Il Dipartimento americano della Homeland Security (
DHS) sta scatenando
una battaglia virtuale – appena conclusasi dopo l’intera settimana- che simula attacchi informatici prevedendo i casi più radicali e catastrofici immaginabili, ad opera di integralisti e anche di 'no global'. Insomma, un test sul campo che dovrebbe permettere di comprendere la qualità dei sistemi di difesa e le modalità di reazione.

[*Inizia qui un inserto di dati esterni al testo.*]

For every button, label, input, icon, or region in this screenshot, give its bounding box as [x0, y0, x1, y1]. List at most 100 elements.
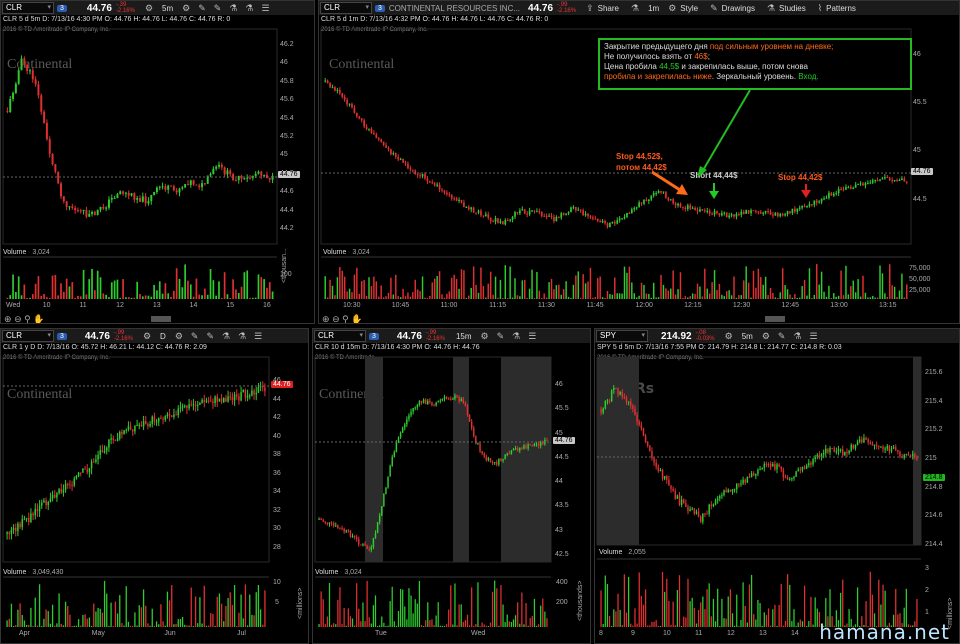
volume-bar — [134, 612, 136, 627]
candle-body — [368, 548, 370, 550]
volume-bar — [125, 297, 127, 299]
volume-bar — [689, 296, 691, 299]
volume-bar — [212, 614, 214, 627]
volume-bar — [719, 625, 721, 627]
volume-bar — [898, 290, 901, 299]
candle-body — [663, 476, 666, 479]
volume-bar — [231, 604, 234, 627]
chart-pane-clr-5d-5m[interactable]: CLR 3 44.76 -.39-2.16% ⚙ 5m ⚙ ✎ ✎ ⚗ ⚗ ☰ … — [0, 0, 315, 324]
candle-body — [903, 455, 905, 458]
volume-bar — [177, 619, 179, 627]
volume-axis-label: 200 — [556, 599, 568, 606]
candle-body — [798, 207, 801, 209]
chart-toolbar[interactable]: ⊕ ⊖ ⚲ ✋ — [4, 314, 44, 323]
candle-body — [88, 213, 91, 217]
volume-bar — [390, 277, 392, 299]
candle-body — [160, 418, 162, 420]
candle-body — [725, 490, 727, 493]
zoom-in-icon[interactable]: ⊕ — [322, 314, 330, 323]
scrollbar-handle[interactable] — [765, 316, 785, 322]
volume-bar — [536, 271, 538, 299]
volume-bar — [393, 621, 395, 627]
volume-bar — [808, 268, 811, 299]
volume-bar — [721, 598, 723, 627]
hand-icon[interactable]: ✋ — [33, 314, 44, 323]
volume-bar — [653, 621, 655, 627]
zoom-in-icon[interactable]: ⊕ — [4, 314, 12, 323]
candle-body — [884, 448, 886, 450]
candle-body — [528, 210, 531, 215]
hand-icon[interactable]: ✋ — [351, 314, 362, 323]
candle-body — [465, 206, 468, 208]
session-shade — [913, 357, 921, 545]
candle-body — [689, 205, 692, 209]
price-tick-label: 214.4 — [925, 541, 943, 548]
candle-body — [594, 218, 597, 220]
candle-body — [757, 211, 760, 213]
candle-body — [533, 210, 536, 212]
scrollbar-handle[interactable] — [151, 316, 171, 322]
candle-body — [71, 485, 73, 487]
search-icon[interactable]: ⚲ — [24, 314, 31, 323]
volume-bar — [227, 598, 229, 627]
candle-body — [844, 452, 846, 456]
candle-body — [380, 139, 383, 142]
candle-body — [203, 183, 206, 185]
candle-body — [638, 202, 640, 208]
price-tick-label: 45 — [555, 429, 563, 437]
chart-pane-spy-5d-5m[interactable]: SPY 214.92 -.08-0.03% ⚙ 5m ⚙ ✎ ⚗ ☰ SPY 5… — [594, 328, 960, 644]
candle-body — [93, 211, 96, 215]
volume-bar — [526, 297, 528, 299]
zoom-out-icon[interactable]: ⊖ — [332, 314, 340, 323]
candle-body — [105, 447, 108, 451]
price-chart[interactable] — [1, 329, 309, 644]
volume-bar — [164, 283, 167, 299]
candle-body — [837, 449, 840, 452]
price-chart[interactable] — [1, 1, 315, 324]
candle-body — [351, 535, 354, 537]
candle-body — [58, 489, 60, 494]
candle-body — [341, 528, 343, 530]
chart-pane-clr-10d-15m[interactable]: CLR 3 44.76 -.99-2.16% 15m ⚙ ✎ ⚗ ☰ CLR 1… — [312, 328, 591, 644]
volume-bar — [20, 295, 23, 299]
price-chart[interactable] — [595, 329, 960, 644]
volume-bar — [464, 620, 467, 627]
candle-body — [812, 459, 814, 465]
chart-pane-clr-1y-d[interactable]: CLR 3 44.76 -.99-2.16% ⚙ D ⚙ ✎ ✎ ⚗ ⚗ ☰ C… — [0, 328, 309, 644]
volume-bar — [611, 294, 614, 299]
price-tick-label: 44.4 — [280, 206, 294, 214]
chart-toolbar[interactable]: ⊕ ⊖ ⚲ ✋ — [322, 314, 362, 323]
volume-bar — [460, 604, 462, 627]
volume-bar — [424, 297, 426, 299]
price-chart[interactable] — [313, 329, 591, 644]
volume-bar — [874, 297, 876, 299]
time-tick-label: Wed — [6, 302, 21, 309]
volume-bar — [209, 269, 212, 299]
volume-bar — [260, 277, 263, 299]
zoom-out-icon[interactable]: ⊖ — [14, 314, 22, 323]
volume-bar — [487, 625, 490, 627]
volume-bar — [687, 297, 689, 299]
candle-body — [99, 206, 102, 210]
candle-body — [878, 445, 880, 447]
volume-bar — [40, 295, 43, 299]
candle-body — [711, 213, 713, 215]
time-tick-label: 11:15 — [489, 302, 507, 309]
volume-bar — [487, 283, 489, 299]
volume-bar — [56, 623, 58, 627]
volume-bar — [479, 625, 481, 627]
candle-body — [699, 209, 701, 212]
volume-bar — [854, 292, 857, 299]
candle-body — [659, 469, 662, 472]
volume-bar — [116, 279, 119, 299]
candle-body — [339, 528, 341, 530]
search-icon[interactable]: ⚲ — [342, 314, 349, 323]
candle-body — [53, 494, 56, 498]
candle-body — [695, 511, 698, 514]
price-tick-label: 46 — [280, 59, 288, 67]
candle-body — [801, 466, 804, 471]
candle-body — [328, 522, 331, 524]
candle-body — [651, 451, 653, 459]
volume-bar — [164, 625, 166, 627]
candle-body — [353, 535, 356, 538]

Si tratta della prima "tempesta" internazionale, e fa parte di uno dei piani difensivi della DHS, designata al rafforzamento dei sistemi di comunicazione e al miglioramento degli standard di coordinamento internazionale. In verità i cyber attacchi erano stati programmati per lo scorso autunno ma l'avvento dell'uragano Katrina aveva fatto rimandare ogni operazione.
I dettagli dell'attacco non sono stati resi noti, tuttavia il governo ha fatto sapere che saranno utilizzati sia attacchi virtuali che fisici, con l'obiettivo di verificare l'efficienza nella risposta agli attacchi sferrati e la capacità di poter continuare comunicazioni interne per coordinarsi.
La strategia è quella di attivare "incidenti" concatenati che possano mettere in difficoltà le infrastrutture più importanti di un paese occidentale, da quelle private a quelle energetiche e dei trasporti. Il "cyber storm", la tempesta cyber, secondo i promotori permetterà di identificare quali possano essere le contingenze che limitano le azioni di risposta e il recovery, e le migliori modalità collaborative.
Nei giorni scorsi proprio Bush ha richiesto un aumento del 6% dei finanziamenti per la sicurezza interna. Le cifre in ballo ormai sono da capogiro: le stime indicano in
42,7 miliardi di dollari il budget complessivo per il 2007.
L'ultima parola al Senato. E ovviamente all'esito definitivo della battaglia.